1 Temmuz 2009 Çarşamba

Bu Oyunlara Tokuz

Ülkemizi yıllarca har vurup harman savurarak yönetmiş olan UBP, bir dönem muhalefette kaldıktan sonra yeniden iktidara geldi. Şimdi bizlere inandırılmak istenen daha önce “güllük gülistanlık” olan ülkenin sadece altı yılda harabeye döndüğüdür.
Seçimden önce bizlere cennet vaat eden UBP, şimdi bütçede var olan açığın çok büyük olduğunu ve sözlerini yerine getirememe sebebinin geçmiş dönem hükümetlerin icraatları olduğunu anlatmaktan icraat yapmaya fırsat bulamıyor. Kısacası verilen sözlerin tutulmasından vazgeçin, eldeki haklardan bile feragat etmemiz isteniyor.

Emekçilerin bu oyunlara karnı toktur. Değişen hükümetlerin “enkaz devraldık” söylemleri altında emekçilerin haklarına saldırması ilk kez karşılaştığımız yeni bir şey değildir. Aynı söylemleri bir önceki hükümet değişiminden sonra da dinlemiştik. Her gelen hükümet, bir öncekini suçlayarak emekçilerin haklarına saldırır. Bu süreçte her zaman bedel ödeyen emekçiler olur.

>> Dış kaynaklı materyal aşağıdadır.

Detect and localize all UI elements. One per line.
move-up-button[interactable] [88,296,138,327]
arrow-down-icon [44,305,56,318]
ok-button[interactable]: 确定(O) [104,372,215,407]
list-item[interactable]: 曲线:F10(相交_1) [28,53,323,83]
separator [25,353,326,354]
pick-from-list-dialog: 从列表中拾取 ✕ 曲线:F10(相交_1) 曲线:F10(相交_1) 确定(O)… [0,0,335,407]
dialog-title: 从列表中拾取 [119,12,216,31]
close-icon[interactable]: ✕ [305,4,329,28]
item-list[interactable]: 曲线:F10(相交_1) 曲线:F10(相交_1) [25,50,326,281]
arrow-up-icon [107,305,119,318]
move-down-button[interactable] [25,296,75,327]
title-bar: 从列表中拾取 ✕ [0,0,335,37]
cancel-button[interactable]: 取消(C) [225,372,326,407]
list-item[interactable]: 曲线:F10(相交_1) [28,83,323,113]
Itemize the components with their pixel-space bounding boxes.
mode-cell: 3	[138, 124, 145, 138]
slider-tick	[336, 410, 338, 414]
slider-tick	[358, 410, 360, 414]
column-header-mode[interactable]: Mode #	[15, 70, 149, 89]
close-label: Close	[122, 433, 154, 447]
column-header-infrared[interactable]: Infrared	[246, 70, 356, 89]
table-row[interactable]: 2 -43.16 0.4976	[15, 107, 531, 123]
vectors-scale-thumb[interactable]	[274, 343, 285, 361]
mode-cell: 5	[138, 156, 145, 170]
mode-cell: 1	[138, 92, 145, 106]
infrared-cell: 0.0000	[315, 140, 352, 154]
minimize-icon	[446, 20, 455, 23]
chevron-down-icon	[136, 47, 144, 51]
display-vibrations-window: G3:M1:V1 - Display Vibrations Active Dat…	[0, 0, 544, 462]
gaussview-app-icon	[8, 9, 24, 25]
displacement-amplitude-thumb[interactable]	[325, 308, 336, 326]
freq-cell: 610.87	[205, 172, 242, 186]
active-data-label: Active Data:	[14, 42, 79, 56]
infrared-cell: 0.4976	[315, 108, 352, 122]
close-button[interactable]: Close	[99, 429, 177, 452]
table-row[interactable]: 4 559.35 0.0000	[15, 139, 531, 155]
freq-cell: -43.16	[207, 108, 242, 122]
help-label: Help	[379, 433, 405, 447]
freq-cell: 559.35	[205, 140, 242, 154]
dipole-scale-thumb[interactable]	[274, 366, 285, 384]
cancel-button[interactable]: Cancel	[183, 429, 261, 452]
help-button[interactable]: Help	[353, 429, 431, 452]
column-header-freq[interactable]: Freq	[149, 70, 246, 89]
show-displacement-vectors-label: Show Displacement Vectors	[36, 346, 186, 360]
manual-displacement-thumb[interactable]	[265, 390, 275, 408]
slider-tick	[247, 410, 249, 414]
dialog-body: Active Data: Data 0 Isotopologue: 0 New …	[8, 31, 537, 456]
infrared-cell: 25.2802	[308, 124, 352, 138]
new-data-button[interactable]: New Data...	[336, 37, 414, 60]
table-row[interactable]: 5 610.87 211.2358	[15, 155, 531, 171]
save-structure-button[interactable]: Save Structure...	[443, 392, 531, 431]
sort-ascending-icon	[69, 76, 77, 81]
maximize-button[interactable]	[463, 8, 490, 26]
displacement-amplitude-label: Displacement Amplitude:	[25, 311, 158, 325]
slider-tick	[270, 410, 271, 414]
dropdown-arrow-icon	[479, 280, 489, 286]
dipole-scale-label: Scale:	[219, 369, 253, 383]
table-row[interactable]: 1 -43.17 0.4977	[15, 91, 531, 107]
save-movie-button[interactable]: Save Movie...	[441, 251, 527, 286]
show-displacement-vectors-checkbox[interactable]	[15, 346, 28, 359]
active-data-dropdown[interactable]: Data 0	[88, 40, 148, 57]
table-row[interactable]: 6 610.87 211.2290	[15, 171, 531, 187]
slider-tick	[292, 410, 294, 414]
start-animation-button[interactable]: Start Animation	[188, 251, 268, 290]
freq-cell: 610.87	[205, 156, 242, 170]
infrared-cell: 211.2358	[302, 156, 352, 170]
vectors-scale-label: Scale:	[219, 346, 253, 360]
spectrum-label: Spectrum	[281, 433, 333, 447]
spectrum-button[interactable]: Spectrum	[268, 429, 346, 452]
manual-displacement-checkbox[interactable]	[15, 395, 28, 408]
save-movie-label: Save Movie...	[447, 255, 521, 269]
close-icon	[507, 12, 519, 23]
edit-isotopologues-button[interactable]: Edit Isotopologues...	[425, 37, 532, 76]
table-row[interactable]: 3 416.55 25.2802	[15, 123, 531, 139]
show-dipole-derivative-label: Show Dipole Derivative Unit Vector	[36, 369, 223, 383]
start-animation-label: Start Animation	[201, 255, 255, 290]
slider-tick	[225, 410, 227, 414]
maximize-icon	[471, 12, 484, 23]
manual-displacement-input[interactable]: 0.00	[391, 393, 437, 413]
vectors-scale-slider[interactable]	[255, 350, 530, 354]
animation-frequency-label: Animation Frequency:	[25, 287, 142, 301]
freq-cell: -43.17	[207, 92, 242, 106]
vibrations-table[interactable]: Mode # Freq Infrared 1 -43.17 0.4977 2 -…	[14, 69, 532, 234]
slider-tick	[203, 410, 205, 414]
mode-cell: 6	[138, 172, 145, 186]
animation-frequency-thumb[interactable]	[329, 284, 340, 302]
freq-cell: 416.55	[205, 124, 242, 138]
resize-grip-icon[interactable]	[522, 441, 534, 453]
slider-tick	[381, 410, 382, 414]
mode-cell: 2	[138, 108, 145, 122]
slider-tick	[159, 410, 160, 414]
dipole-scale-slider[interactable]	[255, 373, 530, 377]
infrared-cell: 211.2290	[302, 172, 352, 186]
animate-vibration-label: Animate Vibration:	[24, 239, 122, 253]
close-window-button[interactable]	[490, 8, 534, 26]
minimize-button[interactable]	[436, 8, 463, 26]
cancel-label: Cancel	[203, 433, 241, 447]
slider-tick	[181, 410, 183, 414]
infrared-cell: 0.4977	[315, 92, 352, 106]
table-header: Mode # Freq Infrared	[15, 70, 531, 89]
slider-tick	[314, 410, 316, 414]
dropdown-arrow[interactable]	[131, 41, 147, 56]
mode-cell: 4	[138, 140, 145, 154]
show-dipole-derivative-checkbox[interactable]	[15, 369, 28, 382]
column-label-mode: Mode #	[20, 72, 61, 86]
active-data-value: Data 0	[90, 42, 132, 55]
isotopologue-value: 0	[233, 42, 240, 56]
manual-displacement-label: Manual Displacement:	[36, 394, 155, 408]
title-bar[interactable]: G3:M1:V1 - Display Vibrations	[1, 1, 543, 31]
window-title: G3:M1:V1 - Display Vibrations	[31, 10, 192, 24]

Eğer hükümet verdiği sözleri yerine getiremeyecek, halkın taleplerini karşılayamayacak durumdaysa bir an önce yapamayacağı işte ısrar etmeden istifa etmelidir. Beceremeyeceğiniz işi yapmanız için size yalvaran yoktur. Sizsiz de başımızın çaresine gayet iyi bakacağımızı biliniz ve bizim için kaygılanmayınız. Yok eğer niyetiniz bizleri “ah vay” söylemleri ile oyalayarak, esas işiniz olan hakların sermayeye peşkeş çekilmesini yürütmekse, o zaman da bilmelisiniz ki bizim bu oyunlara karnımız toktur.

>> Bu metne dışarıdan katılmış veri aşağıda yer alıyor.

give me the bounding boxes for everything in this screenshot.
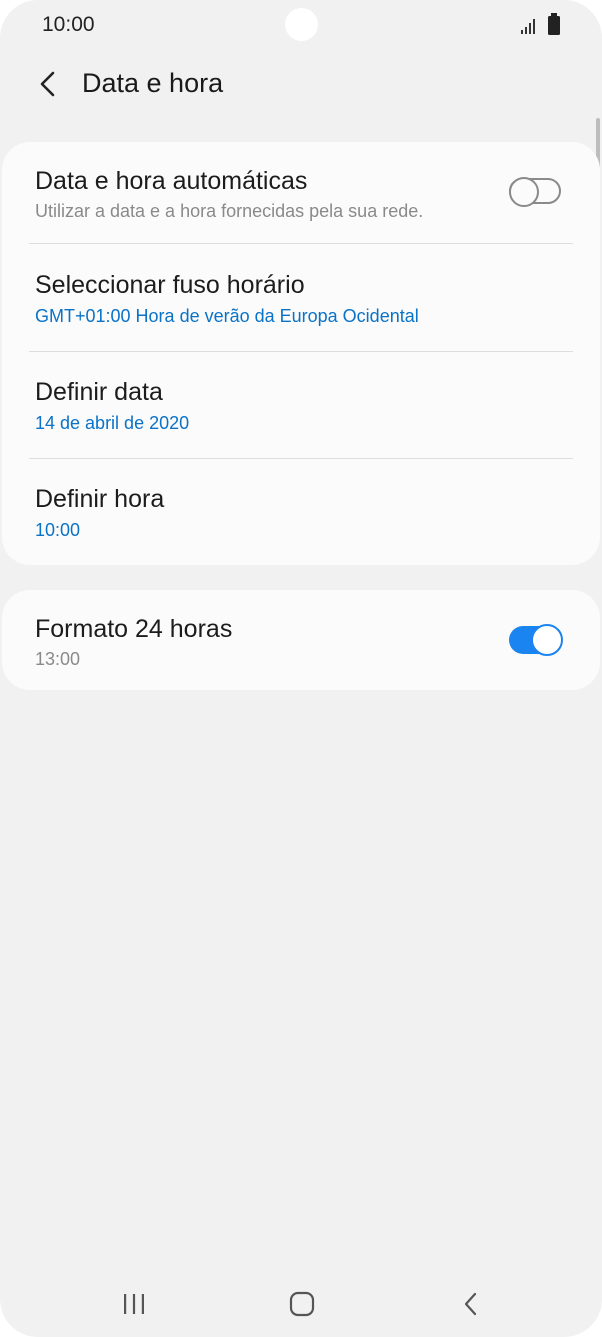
back-icon <box>464 1292 477 1316</box>
battery-icon <box>548 13 560 35</box>
setting-set-date[interactable]: Definir data 14 de abril de 2020 <box>2 352 600 459</box>
setting-title: Formato 24 horas <box>35 615 233 643</box>
setting-subtitle: 13:00 <box>35 649 81 669</box>
settings-card-format: Formato 24 horas 13:00 <box>2 590 600 690</box>
camera-cutout <box>285 8 318 41</box>
recent-apps-button[interactable] <box>110 1280 158 1328</box>
setting-value: GMT+01:00 Hora de verão da Europa Ociden… <box>35 306 419 326</box>
setting-subtitle: Utilizar a data e a hora fornecidas pela… <box>35 201 424 221</box>
home-icon <box>289 1291 315 1317</box>
recent-apps-icon <box>124 1294 144 1314</box>
home-button[interactable] <box>278 1280 326 1328</box>
setting-title: Data e hora automáticas <box>35 167 308 195</box>
setting-value: 10:00 <box>35 520 81 540</box>
automatic-date-time-toggle[interactable] <box>509 177 563 207</box>
toggle-knob <box>509 177 539 207</box>
setting-automatic-date-time[interactable]: Data e hora automáticas Utilizar a data … <box>2 142 600 244</box>
status-time: 10:00 <box>42 13 95 36</box>
24-hour-format-toggle[interactable] <box>509 624 563 656</box>
signal-icon <box>521 19 535 34</box>
settings-card-date-time: Data e hora automáticas Utilizar a data … <box>2 142 600 565</box>
setting-title: Definir hora <box>35 485 165 513</box>
toggle-knob <box>531 624 563 656</box>
setting-title: Seleccionar fuso horário <box>35 271 305 299</box>
phone-screen: 10:00 Data e hora Data e hora automática… <box>0 0 602 1337</box>
back-button[interactable] <box>28 64 68 104</box>
navigation-bar <box>0 1270 602 1337</box>
back-nav-button[interactable] <box>447 1280 495 1328</box>
setting-24-hour-format[interactable]: Formato 24 horas 13:00 <box>2 590 600 690</box>
app-bar: Data e hora <box>0 56 602 112</box>
chevron-left-icon <box>40 71 55 97</box>
setting-select-time-zone[interactable]: Seleccionar fuso horário GMT+01:00 Hora … <box>2 244 600 351</box>
page-title: Data e hora <box>82 68 224 98</box>
status-bar: 10:00 <box>0 0 602 56</box>
setting-value: 14 de abril de 2020 <box>35 413 190 433</box>
setting-set-time[interactable]: Definir hora 10:00 <box>2 459 600 565</box>
setting-title: Definir data <box>35 378 163 406</box>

Bu bağlamda kamu emekçileri olarak örgütlü bulunduğumuz sendikaların, maliye bakanı ile hiçbir sonuca bağlanmayacağı görüşmelerde ısrar etmemesi gerektiğinin de altını çizmek gerekiyor. Görünen odur ki, maliye bakanı sendikalarımız ile olan görüşmeleri sızlanmak ve kendini acındırmak için bir zemin olarak değerlendiriyor. “Yetkili” sendikalar ile yapılan her görüşme sonrasında gazetelere yansıyan haberler emekçilerin sıkıntıları ve hakları ve talepleri ile ilgili olanlar değil, tam aksine hükümetin “sıkıntıları” ile ilgili olanlar oluyor. Bu durumda sendikaların kendilerini hükümete kullandırmaması ve biz kamu emekçilerinin haklarını savunma yükümlülüklerini yerine getirmek üzere harekete geçmesi gerekiyor.
Bu süreçte sendikalar arasında yapay olarak yartılmış yetkili sendika - yetkili olmayan sendika ayrımlarının kırılması da büyük önem arzetmektedir. “Yetkili” sendikaların “yetkisiz sendikalarla istişare halinde olması ve düzenli toplantılar aracılığı ile koordinasyon sağlaması, hükümetin emekçilerin birbirine düşürmesinin önüne geçecektir.
Kapalı kapılar ardında, kadife koltuklarda ve klimalı salonlarda yapılan görüşmeler, kamu emekçilerinin sorunlarını çözemeyecektir. Sendikalar, bakanlarla ve kendilerini yetkilendirmiş yöneticilerle değil; emekçilerle görüşmeli, emekçilerle birlikte hak alma mücadelesine girişmelidir.
Bunun için de örgütlenme, bilinçlenme ve mücadele süreçlerine önem verilmelidir. UBP hükümetinin yeniden sahneye koyduğu “acındırma oyununa” karnımız toktur. Sendikalarımız anlamsız görüşmeleri bir yana bırakarak asli görevlerine yani emekçilerin hakkını savunmaya odaklanmalıdırlar.
Biz kamu emekçilerine düşen görev ise sendikalarımızı mücadeleci bir yapıya büründürmek üzere baskı yapmaktır. Sendikasız tüm kamu emekçilerinin de vakit kaybetmeden örgütlenmesi ve sendikalar içine girerek bu fikirleri yayması büyük önem arzetmektedir. Hükümetin oyununu bozmak için örgütlü olmak gerek.